如果填充图形的边界不是图像的边界,那么您找到了一个闭合图形,因此找到了它的边界框。
如果它填满了整个图像,那么你什么也没击中,所以将图像分成四个象限并递归地执行相同的操作。 (您不需要检查落在先前找到的边界框图形内的点,从而在此过程中削减您的搜索空间)。
May I suggest a naive approach for a start:
In the image, do a 2D binary search for a middle point in the image (x,y).
From that point, perform a flood fill.
if the bounds of the filled figure are not those of the image, then you found a closed figure, and therefore its bounding box.
if it fills the whole image, then you hitted nothing, so divide the image in four cuadrants and do the same recursively. (You don't need to check for points that fall inside a previously found bounding box figure, cutting your search space in the process).
看起来 OpenCV 已经实现了一些用于查找轮廓边界框的算法。因此,研究它们的功能如何工作可能是一个很好的开始。

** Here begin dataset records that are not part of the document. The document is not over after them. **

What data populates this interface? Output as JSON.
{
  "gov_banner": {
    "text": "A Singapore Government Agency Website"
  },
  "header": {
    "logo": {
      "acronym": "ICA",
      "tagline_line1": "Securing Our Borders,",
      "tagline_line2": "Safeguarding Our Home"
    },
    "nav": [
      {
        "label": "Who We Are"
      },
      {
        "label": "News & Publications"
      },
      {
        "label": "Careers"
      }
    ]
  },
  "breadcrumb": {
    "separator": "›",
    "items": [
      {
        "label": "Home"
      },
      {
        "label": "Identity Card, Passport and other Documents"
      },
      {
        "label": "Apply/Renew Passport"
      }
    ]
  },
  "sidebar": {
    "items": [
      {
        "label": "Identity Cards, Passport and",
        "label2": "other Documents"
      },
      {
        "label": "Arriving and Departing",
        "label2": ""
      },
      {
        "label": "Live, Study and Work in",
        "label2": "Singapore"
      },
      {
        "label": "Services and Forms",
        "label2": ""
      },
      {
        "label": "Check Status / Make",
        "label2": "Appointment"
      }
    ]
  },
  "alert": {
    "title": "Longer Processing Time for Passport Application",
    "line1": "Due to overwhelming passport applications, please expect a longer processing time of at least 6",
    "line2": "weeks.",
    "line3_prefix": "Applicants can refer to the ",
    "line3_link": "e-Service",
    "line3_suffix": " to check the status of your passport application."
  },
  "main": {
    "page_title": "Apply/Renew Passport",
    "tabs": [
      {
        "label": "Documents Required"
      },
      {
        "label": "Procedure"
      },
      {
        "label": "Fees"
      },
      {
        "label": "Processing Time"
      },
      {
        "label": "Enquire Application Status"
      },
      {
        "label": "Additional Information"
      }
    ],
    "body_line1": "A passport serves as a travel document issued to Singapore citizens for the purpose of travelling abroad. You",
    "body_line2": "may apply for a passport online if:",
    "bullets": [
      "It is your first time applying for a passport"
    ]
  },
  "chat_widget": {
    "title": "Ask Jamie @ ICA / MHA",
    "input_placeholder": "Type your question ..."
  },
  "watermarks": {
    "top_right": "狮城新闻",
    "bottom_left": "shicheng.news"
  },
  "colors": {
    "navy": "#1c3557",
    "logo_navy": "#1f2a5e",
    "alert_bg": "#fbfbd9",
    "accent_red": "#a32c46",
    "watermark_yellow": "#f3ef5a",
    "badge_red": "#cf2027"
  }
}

http://opencv.itseez.com/doc/tutorials/imgproc /shapeescriptors/bounding_rects_circles/bounding_rects_circles.html
It looks like OpenCV has some algorithms for finding the bounding box of a contour already implemented. So looking into how their function works might be a good way to start.
http://opencv.itseez.com/doc/tutorials/imgproc/shapedescriptors/bounding_rects_circles/bounding_rects_circles.html
对于每个元素:
注意最高值是指最接近屏幕顶部的值,而不是最大值。
For each element:
Note by highest I mean closest to the top of the screen not the greatest value.

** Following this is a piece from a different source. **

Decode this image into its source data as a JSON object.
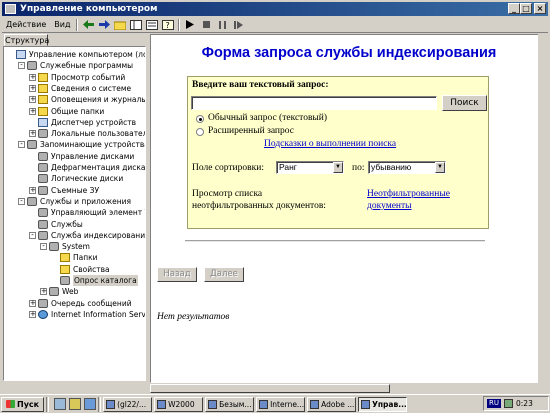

您可以计算最小生成树并删除最长的边。然后您可以计算 k 均值。删除另一条长边并计算 k 均值。冲洗并重复,直到 N=10。我相信这个算法被命名为单链接 k 均值,并且聚类类似于 voronoi 图:
“单链接 k 聚类算法......正是 Kruskal 算法......相当于找到一个 MST 并删除 k- 1 个最昂贵的边。”

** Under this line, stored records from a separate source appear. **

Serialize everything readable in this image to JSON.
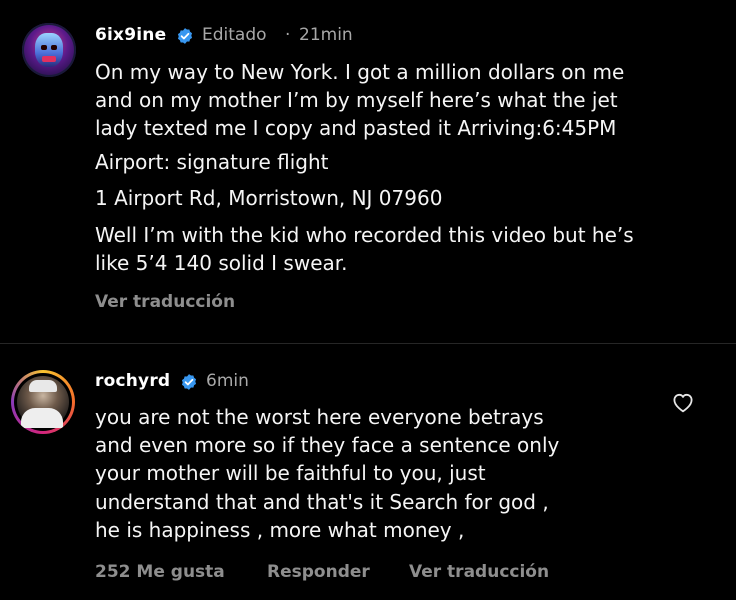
{
  "post": {
    "username": "6ix9ine",
    "edited": "Editado",
    "separator": "·",
    "time": "21min",
    "lines": [
      "On my way to New York. I got a million dollars on me",
      "and on my mother I’m by myself here’s what the jet",
      "lady texted me I copy and pasted it Arriving:6:45PM",
      "Airport: signature flight",
      "1 Airport Rd, Morristown, NJ 07960",
      "Well I’m with the kid who recorded this video but he’s",
      "like 5’4 140 solid I swear."
    ],
    "translate_label": "Ver traducción"
  },
  "comment": {
    "username": "rochyrd",
    "time": "6min",
    "lines": [
      "you are not the worst here everyone betrays",
      "and even more so if they face a sentence only",
      "your mother will be faithful to you, just",
      "understand that and that's it Search for god ,",
      "he is happiness , more what money ,"
    ],
    "likes_label": "252 Me gusta",
    "reply_label": "Responder",
    "translate_label": "Ver traducción"
  },
  "colors": {
    "background": "#000000",
    "verified_badge": "#3897f0",
    "secondary_text": "#a8a8a8"
  },
  "icons": {
    "verified": "verified-badge-icon",
    "like": "heart-outline-icon"
  }
}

例如,请参见此处: https://stats.stackexchange.com/questions/1475/visualization-software -for-clustering
然后,对于每个集群,应用此规则:
注意,最高值是指最接近屏幕顶部的值,而不是最大值。
You can calculate a minimum spanning tree and remove the longest edges. Then you can calculate the k-means. Remove another long edge and calculate the k-means. Rinse and repeat until you have N=10. I believe this algorithm is named single-link k-means and the cluster are similar to voronoi diagrams:
"The single-link k-clustering algorithm ... is precisely Kruskal's algorithm ... equivalent to finding an MST and deleting the k-1 most expensive edges."
See for example here: https://stats.stackexchange.com/questions/1475/visualization-software-for-clustering
Then for each cluster you apply this rule:
Note by highest I mean closest to the top of the screen not the greatest value.